Data Structure and Schema
GRAIN Attributes
The GRAIN Dataset is distributed as country-scale files in two formats, a lightweight GeoParquet format and as ESRI Shapefiles, to ensure compatibility with legacy GIS software. All files are projected to EPSG:4326 based on the WGS-84 datum as per standard geospatial data convention. The attribute scheme for each GRAIN canal is given in the table below.

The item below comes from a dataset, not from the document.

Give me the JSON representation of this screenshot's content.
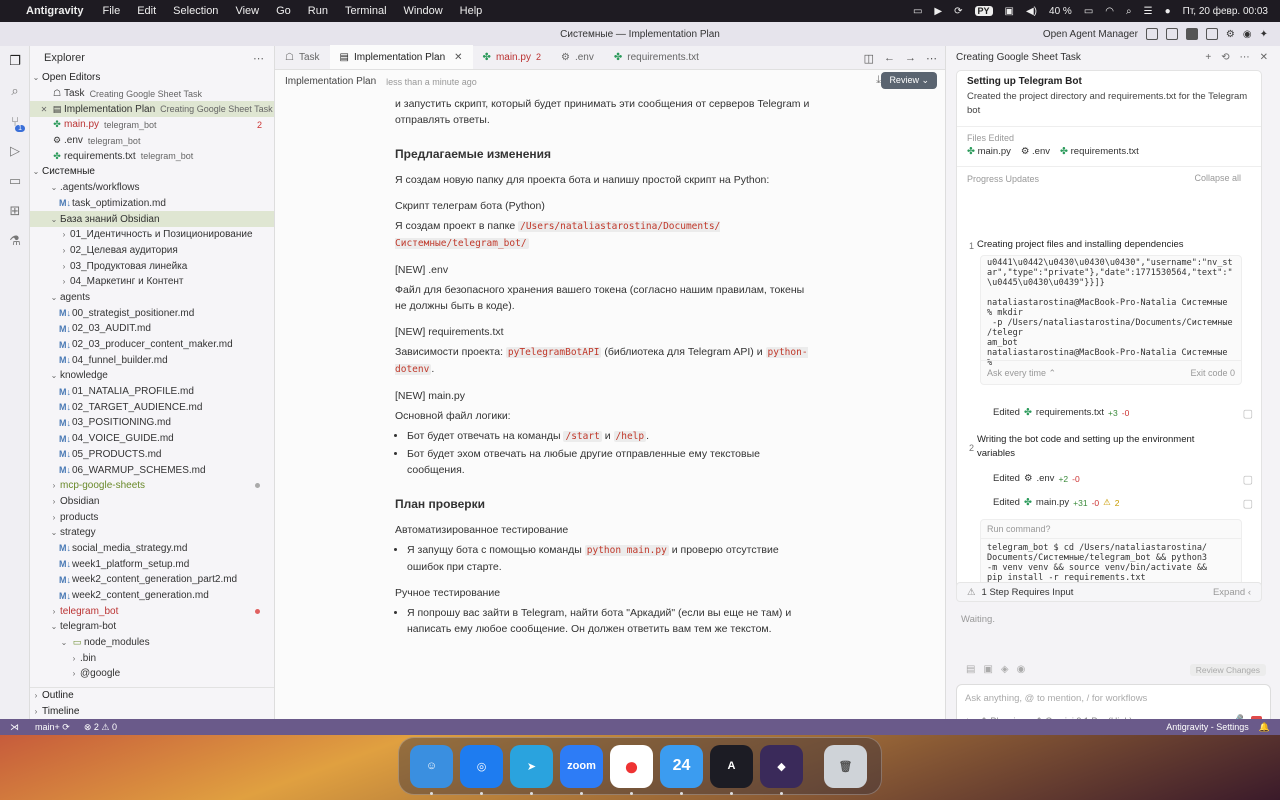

| Field | Type | Unit | Description |
|---|---|---|---|
| grain_id | String | – | Unique identifier – format: ISO3_PfafstetterL6ID_seq.numbering. |
| osm_id | String | – | OpenStreetMap feature ID. |
| country | String | – | Country where the canal segment is located. |
| continent | String | – | Continent in which the canal lies. |
| country_iso | String | – | ISO-3 country code. |
| length_KM | Float | km | Canal path length. |
| slope_mkm | Float | m km⁻¹ | Longitudinal slope derived from SRTM DEM. |
| elev_diff_M | Float | m | Elevation difference between start and end points. |
| predicted_class | String | – | ML-classified label ("canal" or "river"). |
| confidence | Float | – | Prediction confidence of ML classifier (0–1). |
| osm_label | String | – | Original OSM waterway label. |
| osm_name | String | – | Canal name from OSM (if available). |
| alt_name | String | – | Alternate canal name detected from OSM tags. |
| tags | String | – | Raw OSM tags (JSON string). |
| canal_use | String | – | Canal use class (e.g., Agricultural, Urban, Navigation). |
| koppen_class_code | String | – | Köppen–Geiger climate-zone code. |
| update_date | String | – | Date of dataset creation or latest update. |
| version | String | – | GRAIN dataset release version number. |